1) Don’t just  shrug off something a friend is really excited and passionate about. Even if you have no interest in this project or topic your friend is, it’s a lot better to be a little bit curious about the project than to disinterestedly be playing Temple Run on your phone. I can’t tell you how happy I get when a friend asks me a question or two about my job; it shows that they care, and that they’re interested in what I’ve been up to.

 

For example, most of my friends are really into the Magic card game. I, personally, have no interest in playing whatsoever (and they’ve offered to cobble together a basic deck for me, too, which was hugely flattering). But it is rather entertaining to listen in when they’re all playing against each other.

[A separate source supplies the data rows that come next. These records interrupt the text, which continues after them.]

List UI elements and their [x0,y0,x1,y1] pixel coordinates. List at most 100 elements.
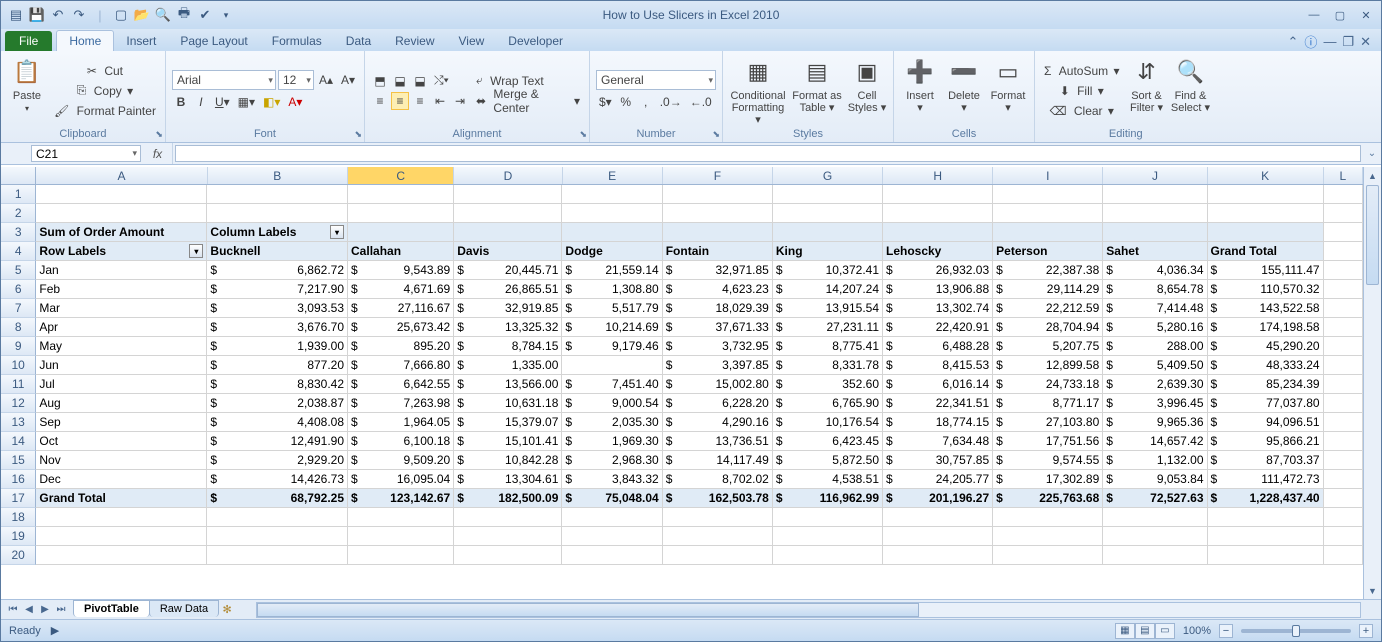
cell[interactable]: Jun [36,356,207,375]
cell[interactable]: $110,570.32 [1208,280,1324,299]
cell[interactable]: $13,566.00 [454,375,562,394]
new-sheet-icon[interactable]: ✻ [218,603,236,616]
cell[interactable] [454,223,562,242]
paste-button[interactable]: 📋 Paste ▾ [7,54,47,127]
cell[interactable] [36,204,207,223]
cell[interactable]: $4,623.23 [663,280,773,299]
clear-button[interactable]: ⌫ Clear ▾ [1041,102,1122,120]
spell-check-icon[interactable]: ✔ [196,6,214,24]
cell[interactable]: $10,176.54 [773,413,883,432]
cell[interactable]: $182,500.09 [454,489,562,508]
cell[interactable] [36,527,207,546]
cell[interactable] [1324,299,1363,318]
win-restore-icon[interactable]: ❐ [1342,34,1354,50]
cell[interactable]: Mar [36,299,207,318]
cell[interactable]: $26,932.03 [883,261,993,280]
tab-page-layout[interactable]: Page Layout [168,31,259,51]
cell[interactable]: Oct [36,432,207,451]
cell[interactable]: $4,036.34 [1103,261,1207,280]
cell[interactable] [1208,508,1324,527]
format-as-table-button[interactable]: ▤Format as Table ▾ [791,54,843,127]
cell[interactable]: $7,263.98 [348,394,454,413]
cell[interactable] [1324,508,1363,527]
cell[interactable] [1324,280,1363,299]
merge-center-button[interactable]: ⬌ Merge & Center ▾ [473,92,583,110]
cell[interactable] [1324,204,1363,223]
sheet-first-icon[interactable]: ⏮ [5,604,21,615]
macro-record-icon[interactable]: ▶ [51,624,59,637]
cell[interactable]: $9,509.20 [348,451,454,470]
cell[interactable]: $2,929.20 [207,451,348,470]
cell[interactable]: $174,198.58 [1208,318,1324,337]
align-center-icon[interactable]: ≡ [391,92,409,110]
row-header[interactable]: 13 [1,413,36,432]
cell[interactable] [883,185,993,204]
cell[interactable] [773,204,883,223]
sheet-tab-pivottable[interactable]: PivotTable [73,600,150,617]
hscroll-thumb[interactable] [257,603,919,617]
cell[interactable]: Jul [36,375,207,394]
cell[interactable]: $1,132.00 [1103,451,1207,470]
cell[interactable]: Peterson [993,242,1103,261]
cell[interactable] [1208,185,1324,204]
cell[interactable]: $9,543.89 [348,261,454,280]
row-header[interactable]: 8 [1,318,36,337]
cell[interactable]: $32,919.85 [454,299,562,318]
cell[interactable]: $4,538.51 [773,470,883,489]
cell[interactable]: $15,379.07 [454,413,562,432]
currency-icon[interactable]: $▾ [596,93,615,111]
select-all-triangle[interactable] [1,167,36,184]
cell[interactable] [1324,356,1363,375]
cell[interactable] [993,527,1103,546]
cell[interactable]: $22,341.51 [883,394,993,413]
row-header[interactable]: 6 [1,280,36,299]
cell[interactable]: Aug [36,394,207,413]
cell[interactable] [1208,546,1324,565]
cell[interactable] [562,527,662,546]
cell[interactable] [348,185,454,204]
cell[interactable] [562,546,662,565]
zoom-level[interactable]: 100% [1183,625,1211,637]
cell[interactable]: $9,000.54 [562,394,662,413]
cell[interactable]: $85,234.39 [1208,375,1324,394]
cell[interactable] [1324,394,1363,413]
cell[interactable] [1324,242,1363,261]
underline-button[interactable]: U▾ [212,93,233,111]
cell[interactable]: $8,331.78 [773,356,883,375]
row-header[interactable]: 7 [1,299,36,318]
cell[interactable]: $15,002.80 [663,375,773,394]
cell[interactable] [1324,261,1363,280]
name-box[interactable]: C21 [31,145,141,162]
cell[interactable]: $9,053.84 [1103,470,1207,489]
cell[interactable]: Apr [36,318,207,337]
cell[interactable] [348,508,454,527]
cell[interactable]: $3,732.95 [663,337,773,356]
row-header[interactable]: 20 [1,546,36,565]
row-header[interactable]: 1 [1,185,36,204]
align-right-icon[interactable]: ≡ [411,92,429,110]
insert-cells-button[interactable]: ➕Insert▾ [900,54,940,127]
font-name-combo[interactable]: Arial [172,70,276,90]
cell[interactable] [1103,546,1207,565]
cell[interactable]: Fontain [663,242,773,261]
cell[interactable] [883,546,993,565]
increase-decimal-icon[interactable]: .0→ [657,93,685,111]
cell[interactable]: $8,415.53 [883,356,993,375]
cell[interactable]: $12,899.58 [993,356,1103,375]
cell[interactable] [1324,527,1363,546]
fx-icon[interactable]: fx [143,143,173,164]
cell[interactable]: $123,142.67 [348,489,454,508]
grow-font-icon[interactable]: A▴ [316,71,336,89]
alignment-launcher-icon[interactable]: ⬊ [579,129,587,140]
border-button[interactable]: ▦▾ [235,93,258,111]
cell[interactable]: $8,784.15 [454,337,562,356]
cell[interactable]: $13,304.61 [454,470,562,489]
cell[interactable]: $4,408.08 [207,413,348,432]
cell[interactable]: Sum of Order Amount [36,223,207,242]
cell[interactable]: $27,103.80 [993,413,1103,432]
cell[interactable]: Callahan [348,242,454,261]
tab-home[interactable]: Home [56,30,114,51]
normal-view-icon[interactable]: ▦ [1115,623,1135,639]
cell[interactable]: $7,634.48 [883,432,993,451]
cell[interactable]: $22,387.38 [993,261,1103,280]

And I was curious about the different characteristics of different cards, so I went right ahead and asked about them, which led to a 15-ish minute conversation about the different classes and what they all did. It was pretty interesting. Too reminiscent of the Pokemon cards I used to play with as a kid, but interesting.

 

2) Be humble! No matter how smart, funny, hot, or brilliant you are, there will always be someone that’s smarter, funnier, hotter, and brilliant-er than you.

 

Don’t get me wrong, it’s okay to take pride in something done well, or to be proud of something that you have worked countless hours to master.

 

It’s not okay to talk about how “terrible” everyone else is at your talent in comparison, or that you’re “sooooo far ahead of everyone else”. If you’re a person who does this, know that you’re tacky and I hate you.

 

Speaking of which…

 

3) Pick your battles. Not everything needs to be up for debate, or argued about. You don’t need to waste a ton of energy raging over something tiny, like if someone puts the toilet paper roll on the roller the wrong way. Seriously, it would take as much effort to change it to your preferred orientation than to go hunt down your roommate and scream at them. At least wipe your butt first.

 

Because at the end of the day, is this worth it?

 

For me, I find what works best for me is asking myself this:

 

“Will it be more effort to get angry about this or would it take more effort to just fix it?”

 

Usually sorts it out for me.

 

But if it’s something that’s genuinely something worth arguing about, by all means, bring it up! If you’re the only one cleaning up after your roommates, it’s totally okay to bring that up. You should remember though…

 

4) If something’s an issue, bring it up (respectfully). 

 

I can’t tell you how many times I’ve let resentment about something that really wasn’t a big deal boil over into a huge yelling match with someone. Personally, it’s one of my worst traits and makes me a bit of a shit to live with. How can you know what’s wrong if I never say anything? And it’s certainly not fair to yell at someone for something that they didn’t know was an issue in the first place.

 

In most cases, bringing up the target in such a way that nobody’s on the defensive is the best way to start. It makes it easier to communicate what the problem has been, and how it’s been making you feel. 

 

Though in every case ever, don’t forget to bring a solution to the problem in with you.

 

5) Know when do joke, know when to keep your mouth shut.

 

In the years that I’ve been in retail, the most common joke I hear after an item doesn’t scan onto someone’s total (whether it be because the bar code was scratched to hell, my scanner had a freak-out…) is “well, I guess it’s free.”

 

And nothing makes me want to put someone’s head through a window so much as that little zinger.

 

It’s a joke as old as time itself, and anyone who has worked in any kind of sales environment has heard that joke at least a dozen times. Where I do understand that you’re trying to make a joke out of the situation, it’s as old and stale as the bread I found at the back of my pantry once. And it’s not that witty, it’s not that funny, so please stop.

 

Most of the time in the service industry, if you think you have a witty remark about something, you don’t. Just…don’t.

 

On the other hand, though, if it’s a legitimately thought-provoking, funny, insightful remark, I’d love to hear it! I’m running out of material!